Friday, November 7, 2008

Week 11 Readings

Digital Libraries:


Digital collections are capable of holding a wide variety of content from plain text files to .gif and .jpg images, pdf, and WAV audo/video files. The efforts of several government and industry programs are currently engaged in compiling content from the world wide web for inclusion in digital archives. Access to these archives has not been conclusively determined. One example of a digital library that is free to access is Google Scholar.

Dewey Meets Turning:

From the prospective of Librarians the NSF's DL Initiative was a avenue to new funding and a way to experience new technologies. For the computer science professionals the partnership would mean a step into the social markets served by Libraries. What Paepcke calls a "Cuckoo's Egg" was the advent of the WWW and its proliferation of on-demand, open access information delivery. Here is the implied threat to computer science and library functions appears in which non-technical minded individuals with access to simple home computer can call up detailed content web pages from any server on the WWW.
I think society is still struggling to embrace the scope of the WWW and to a lesser degree the Net. How do different cultural groups assimilate the content concepts from outside their world view when encountered online?

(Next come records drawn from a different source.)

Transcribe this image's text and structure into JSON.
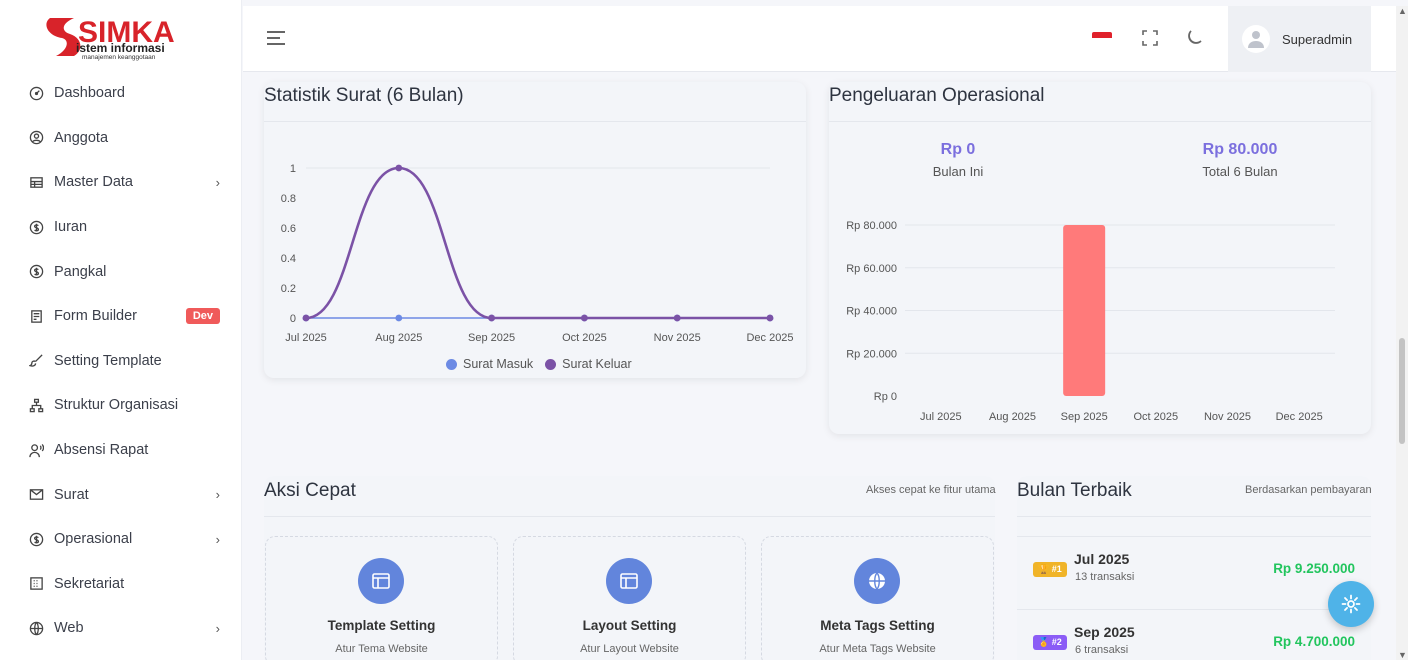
{
  "brand": {
    "logo_main": "SIMKA",
    "logo_line1": "istem informasi",
    "logo_line2": "manajemen keanggotaan",
    "color": "#d8232a"
  },
  "sidebar": {
    "items": [
      {
        "label": "Dashboard",
        "icon": "dashboard-icon"
      },
      {
        "label": "Anggota",
        "icon": "user-circle-icon"
      },
      {
        "label": "Master Data",
        "icon": "table-icon",
        "has_submenu": true
      },
      {
        "label": "Iuran",
        "icon": "coins-icon"
      },
      {
        "label": "Pangkal",
        "icon": "dollar-circle-icon"
      },
      {
        "label": "Form Builder",
        "icon": "form-icon",
        "badge": "Dev"
      },
      {
        "label": "Setting Template",
        "icon": "brush-icon"
      },
      {
        "label": "Struktur Organisasi",
        "icon": "hierarchy-icon"
      },
      {
        "label": "Absensi Rapat",
        "icon": "user-voice-icon"
      },
      {
        "label": "Surat",
        "icon": "mail-icon",
        "has_submenu": true
      },
      {
        "label": "Operasional",
        "icon": "dollar-circle-icon",
        "has_submenu": true
      },
      {
        "label": "Sekretariat",
        "icon": "building-icon"
      },
      {
        "label": "Web",
        "icon": "globe-icon",
        "has_submenu": true
      }
    ]
  },
  "topbar": {
    "username": "Superadmin",
    "icons": [
      "menu-icon",
      "flag-id-icon",
      "fullscreen-icon",
      "moon-icon",
      "avatar-icon"
    ]
  },
  "statistik": {
    "title": "Statistik Surat (6 Bulan)",
    "chart_data": {
      "type": "line",
      "x": [
        "Jul 2025",
        "Aug 2025",
        "Sep 2025",
        "Oct 2025",
        "Nov 2025",
        "Dec 2025"
      ],
      "yticks": [
        "0",
        "0.2",
        "0.4",
        "0.6",
        "0.8",
        "1"
      ],
      "ylim": [
        0,
        1
      ],
      "series": [
        {
          "name": "Surat Masuk",
          "color": "#6c8ae4",
          "values": [
            0,
            0,
            0,
            0,
            0,
            0
          ]
        },
        {
          "name": "Surat Keluar",
          "color": "#7b52a6",
          "values": [
            0,
            1,
            0,
            0,
            0,
            0
          ]
        }
      ],
      "legend": "bottom"
    }
  },
  "pengeluaran": {
    "title": "Pengeluaran Operasional",
    "bulan_ini_value": "Rp 0",
    "bulan_ini_label": "Bulan Ini",
    "total_value": "Rp 80.000",
    "total_label": "Total 6 Bulan",
    "chart_data": {
      "type": "bar",
      "categories": [
        "Jul 2025",
        "Aug 2025",
        "Sep 2025",
        "Oct 2025",
        "Nov 2025",
        "Dec 2025"
      ],
      "values": [
        0,
        0,
        80000,
        0,
        0,
        0
      ],
      "yticks": [
        "Rp 0",
        "Rp 20.000",
        "Rp 40.000",
        "Rp 60.000",
        "Rp 80.000"
      ],
      "ylim": [
        0,
        80000
      ],
      "bar_color": "#ff7a7a"
    }
  },
  "aksi_cepat": {
    "title": "Aksi Cepat",
    "subtitle": "Akses cepat ke fitur utama",
    "tiles": [
      {
        "title": "Template Setting",
        "sub": "Atur Tema Website",
        "icon": "layout-icon"
      },
      {
        "title": "Layout Setting",
        "sub": "Atur Layout Website",
        "icon": "layout-icon"
      },
      {
        "title": "Meta Tags Setting",
        "sub": "Atur Meta Tags Website",
        "icon": "globe-icon"
      }
    ]
  },
  "bulan_terbaik": {
    "title": "Bulan Terbaik",
    "subtitle": "Berdasarkan pembayaran",
    "rows": [
      {
        "rank": "#1",
        "month": "Jul 2025",
        "count": "13 transaksi",
        "amount": "Rp 9.250.000",
        "badge_color": "#f0b429"
      },
      {
        "rank": "#2",
        "month": "Sep 2025",
        "count": "6 transaksi",
        "amount": "Rp 4.700.000",
        "badge_color": "#8b5cf6"
      }
    ]
  }
}
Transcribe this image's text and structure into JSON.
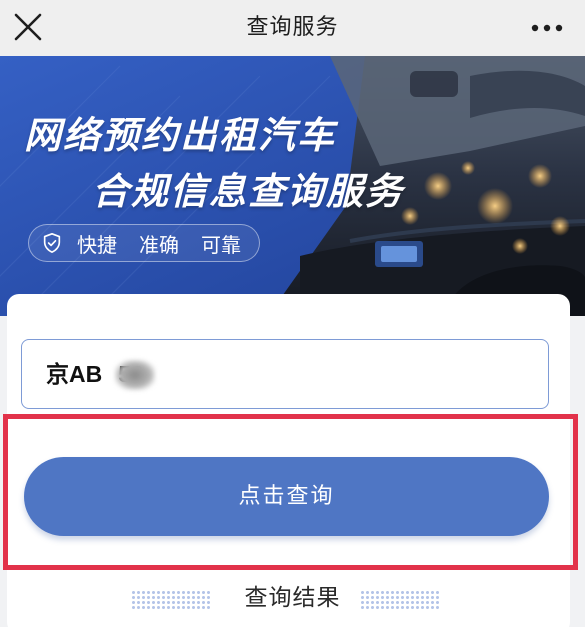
{
  "header": {
    "title": "查询服务",
    "close_icon": "close-icon",
    "more_icon": "more-dots-icon"
  },
  "banner": {
    "headline_line1": "网络预约出租汽车",
    "headline_line2": "合规信息查询服务",
    "slogan_icon": "shield-check-icon",
    "slogan_words": [
      "快捷",
      "准确",
      "可靠"
    ]
  },
  "search": {
    "plate_value_prefix": "京AB",
    "plate_value_suffix": "56"
  },
  "actions": {
    "query_label": "点击查询"
  },
  "results": {
    "title": "查询结果"
  },
  "colors": {
    "banner_blue": "#2f55b4",
    "button_blue": "#4f76c4",
    "highlight_red": "#e2324a",
    "input_border": "#7e9bd6"
  }
}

Institutional Repositorities:

A Institutional Repository is those database resources held by places like Universities, Colleges, and Research Facilities or Information warehouses. The content of such Repositories can run the spectrum from simple cooking recipes to the chemical formula for a new flu vaccine.
Couple this content with the ability to network on a global scale and the true potential of digital Repositories becomes apparent.

1 comment:

liz's blog said...

Tamoul, you used a great example of digital libraries - google scholar. I understand a little more about the concept from that example thanks!